For me, if we provide latitude/longitude in degrees, I expect to be able to navigate on Earth based on the real shape of our Earth. So it works for a single point, however, I assume that you're suggesting that the gridded data is projected in any case, so we should know the exact projection (e.g. WGS84) to be able to interpret the data correctly.
For me, if we provide latitude/longitude in degrees, I expect to be able to navigate on Earth based on the real shape of our Earth. So it works for a single point, however, I assume that you're suggesting that the gridded data is projected in any case, so we should know the exact projection (e.g. WGS84) to be able to interpret the data correctly.
I could be misunderstanding what you're saying or asking, but there is no "real shape of our Earth" when it comes to this stuff. You must have some definition/model of the Earth (a coordinate system) or else you have no guarantee that degrees (lon/lat) in your data are the same as the degrees (lon/lat) of someone else's data (different radius of the Earth, different "center" point of the coordinate system, etc). Software could always make an assumption or have some default Earth for a geographic (degrees) coordinate system, but if we're talking about accuracy then there is no guarantee unless it is explicitly defined. In my opinion nothing should be implied for new data file formats and everything should be explicit.
Exactly @djhoese.
@christophenoel -- every (lat/lon or projected) coordinate that references the earth must either declare (explicit) or assume (implicit) an earth spheroid model upon which the latitude / longitude coordinate system is defined. The GPS system is based around the WGS84 geodetic datum.
Note that it is common practice in some fields (weather and climate in particular) to use different earth models interchangeably. i.e. use weather stations with elliptical lat/lon as if they use a spherical earth assumption. This practice has led to tremendous confusion when using CF data.
Okay, understood. There's no notion of degrees without a model. Intuitively, when I think of degrees, it's implicitly WGS84, which assumes an ellipsoid.
So, to get back to a your statement, I get that CF doesn't guarantee that WGS84 is presupposed.

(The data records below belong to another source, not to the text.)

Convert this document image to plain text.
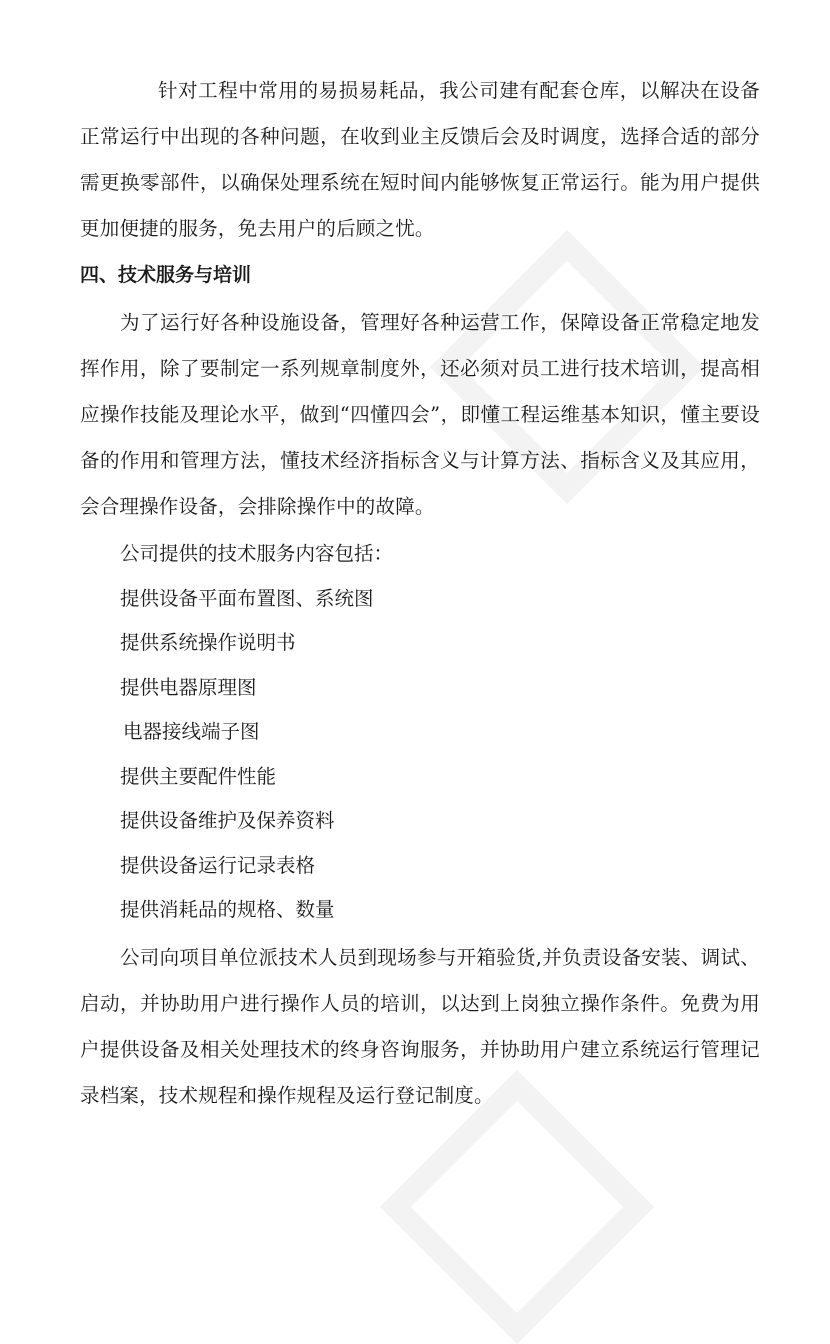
针对工程中常用的易损易耗品，我公司建有配套仓库，以解决在设备正常运行中出现的各种问题，在收到业主反馈后会及时调度，选择合适的部分需更换零部件，以确保处理系统在短时间内能够恢复正常运行。能为用户提供更加便捷的服务，免去用户的后顾之忧。

四、技术服务与培训

为了运行好各种设施设备，管理好各种运营工作，保障设备正常稳定地发挥作用，除了要制定一系列规章制度外，还必须对员工进行技术培训，提高相应操作技能及理论水平，做到“四懂四会”，即懂工程运维基本知识，懂主要设备的作用和管理方法，懂技术经济指标含义与计算方法、指标含义及其应用，会合理操作设备，会排除操作中的故障。

公司提供的技术服务内容包括：

提供设备平面布置图、系统图
提供系统操作说明书
提供电器原理图
电器接线端子图
提供主要配件性能
提供设备维护及保养资料
提供设备运行记录表格
提供消耗品的规格、数量

公司向项目单位派技术人员到现场参与开箱验货,并负责设备安装、调试、启动，并协助用户进行操作人员的培训，以达到上岗独立操作条件。免费为用户提供设备及相关处理技术的终身咨询服务，并协助用户建立系统运行管理记录档案，技术规程和操作规程及运行登记制度。
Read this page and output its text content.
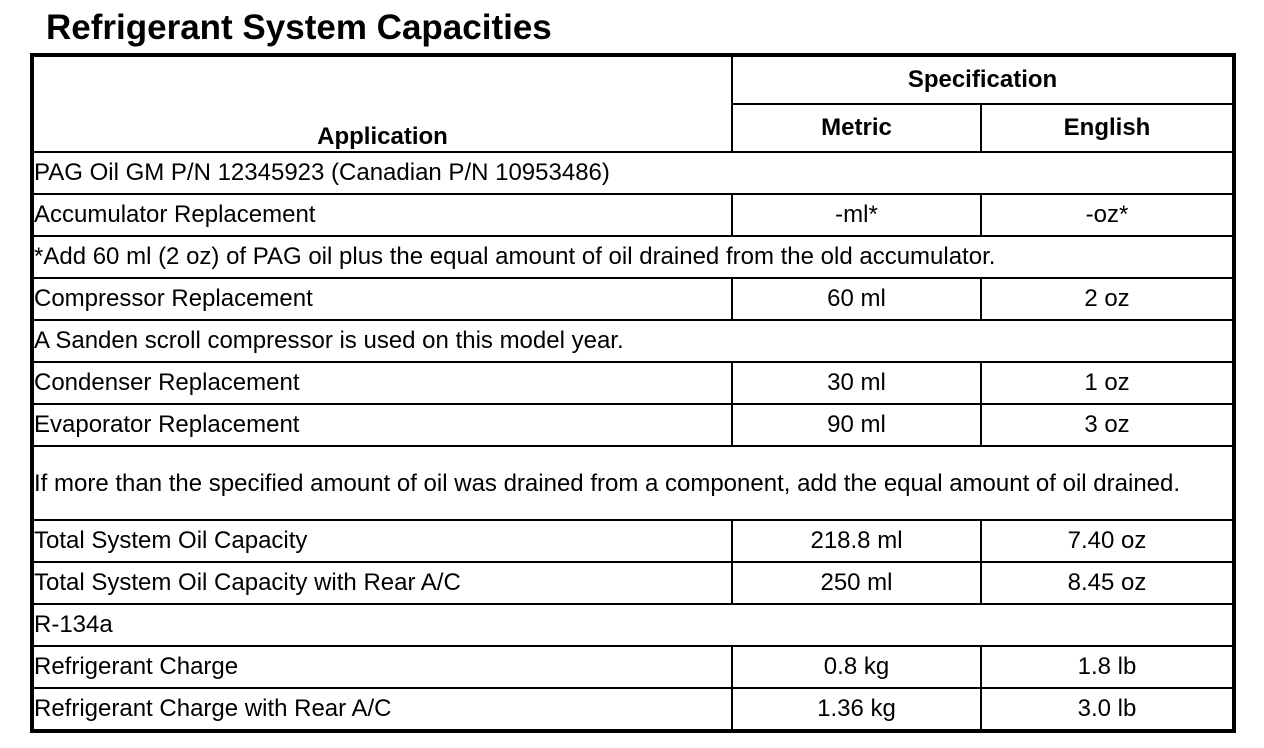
Refrigerant System Capacities
Application	Specification	
	Metric	English
PAG Oil GM P/N 12345923 (Canadian P/N 10953486)		
Accumulator Replacement	-ml*	-oz*
*Add 60 ml (2 oz) of PAG oil plus the equal amount of oil drained from the old accumulator.		
Compressor Replacement	60 ml	2 oz
A Sanden scroll compressor is used on this model year.		
Condenser Replacement	30 ml	1 oz
Evaporator Replacement	90 ml	3 oz
If more than the specified amount of oil was drained from a component, add the equal amount of oil drained.		
Total System Oil Capacity	218.8 ml	7.40 oz
Total System Oil Capacity with Rear A/C	250 ml	8.45 oz
R-134a		
Refrigerant Charge	0.8 kg	1.8 lb
Refrigerant Charge with Rear A/C	1.36 kg	3.0 lb
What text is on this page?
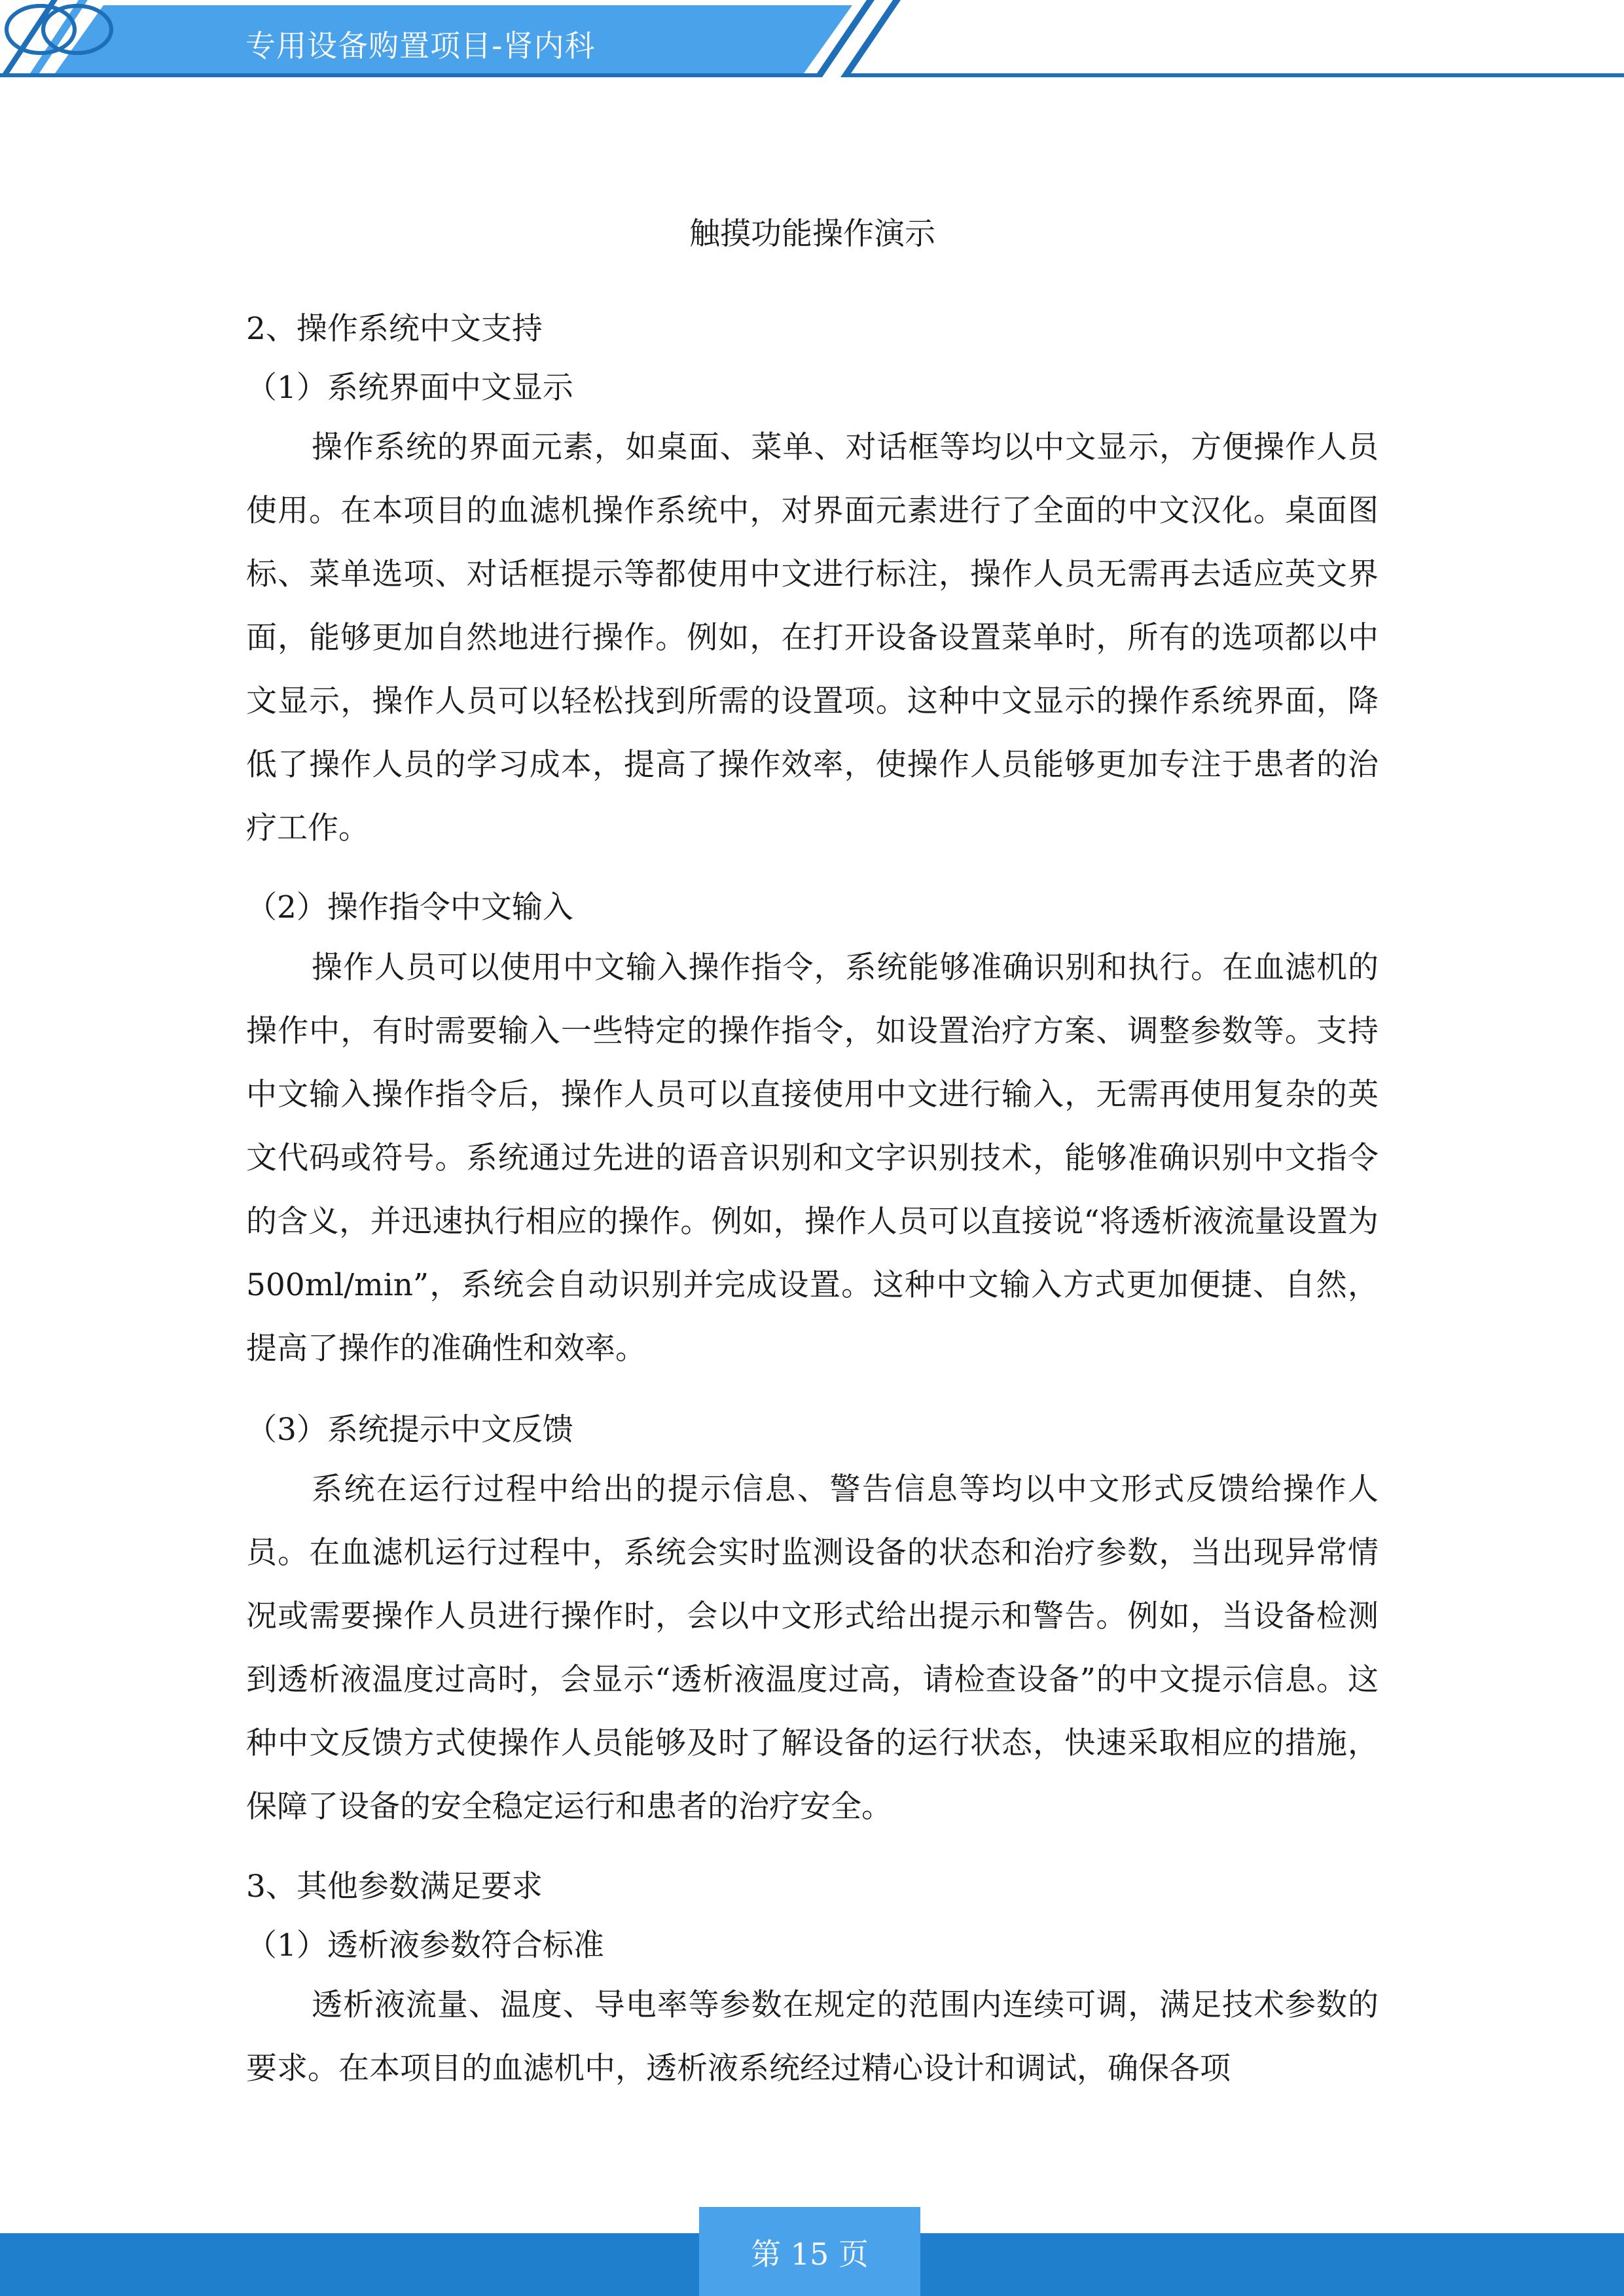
专用设备购置项目-肾内科
触摸功能操作演示
2、操作系统中文支持
（1）系统界面中文显示

操作系统的界面元素，如桌面、菜单、对话框等均以中文显示，方便操作人员使用。在本项目的血滤机操作系统中，对界面元素进行了全面的中文汉化。桌面图标、菜单选项、对话框提示等都使用中文进行标注，操作人员无需再去适应英文界面，能够更加自然地进行操作。例如，在打开设备设置菜单时，所有的选项都以中文显示，操作人员可以轻松找到所需的设置项。这种中文显示的操作系统界面，降低了操作人员的学习成本，提高了操作效率，使操作人员能够更加专注于患者的治疗工作。

（2）操作指令中文输入

操作人员可以使用中文输入操作指令，系统能够准确识别和执行。在血滤机的操作中，有时需要输入一些特定的操作指令，如设置治疗方案、调整参数等。支持中文输入操作指令后，操作人员可以直接使用中文进行输入，无需再使用复杂的英文代码或符号。系统通过先进的语音识别和文字识别技术，能够准确识别中文指令的含义，并迅速执行相应的操作。例如，操作人员可以直接说“将透析液流量设置为500ml/min”，系统会自动识别并完成设置。这种中文输入方式更加便捷、自然，提高了操作的准确性和效率。

（3）系统提示中文反馈

系统在运行过程中给出的提示信息、警告信息等均以中文形式反馈给操作人员。在血滤机运行过程中，系统会实时监测设备的状态和治疗参数，当出现异常情况或需要操作人员进行操作时，会以中文形式给出提示和警告。例如，当设备检测到透析液温度过高时，会显示“透析液温度过高，请检查设备”的中文提示信息。这种中文反馈方式使操作人员能够及时了解设备的运行状态，快速采取相应的措施，保障了设备的安全稳定运行和患者的治疗安全。

3、其他参数满足要求
（1）透析液参数符合标准

透析液流量、温度、导电率等参数在规定的范围内连续可调，满足技术参数的要求。在本项目的血滤机中，透析液系统经过精心设计和调试，确保各项

第 15 页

Just wanted to circle back on this topic - what's the timeline look like for discussing/implementing some of these changes around CRS? Is there a general consensus about supporting crs_wkt in GeoZarr?
@dwilson1988 : When the SWG is approved by the OGC, a specification document (following OGC standards) will be created with the necessary structure, allowing anyone interested to collaborate on topics of their choice. However, nothing prevents someone from starting work on the tickets or in the repository
I haven't followed what GeoZarr has decided regarding CRS encoding, but FYI GDAL 3.9 per https://github.com/OSGeo/gdal/pull/9108 will be able to infer CRS in a Zarr dataset using a CF-1 grid_mapping variable (basically raw conversion of netCDF CF-1 to Zarr)
This is good news, and I assume that the library supports all the extensions such as: Mapping-from-CF-Grid-Mapping-Attributes-to-CRS-WKT-Elements
The meetings were interrupted for several months to create the OGC SWG, and they will resume this week.
As it has been reported multiple times that the CF encoding of CRS (Coordinate Reference System) may pose issues, I propose starting a dedicated thread to gain a better understanding of these concerns.
Furthermore, I recently converted TerraSAR GeoTiff to Zarr, using rioxarray in conjunction with gdal and xarray, which resulted in the following CF grid mapping. I am somewhat surprised by the way GDAL encoded the CRS, which could be a result of the combination of gdal with xarray.
EDIT NOTE: A key topic of this discussion concerns the need to make grid_mapping mandatory in order to exclude the possibility of having an implicit (undefined) CRS. Furthermore, grid_mapping includes several formats, and it would be wise to recommend one of them (WKT, Proj4j, ...).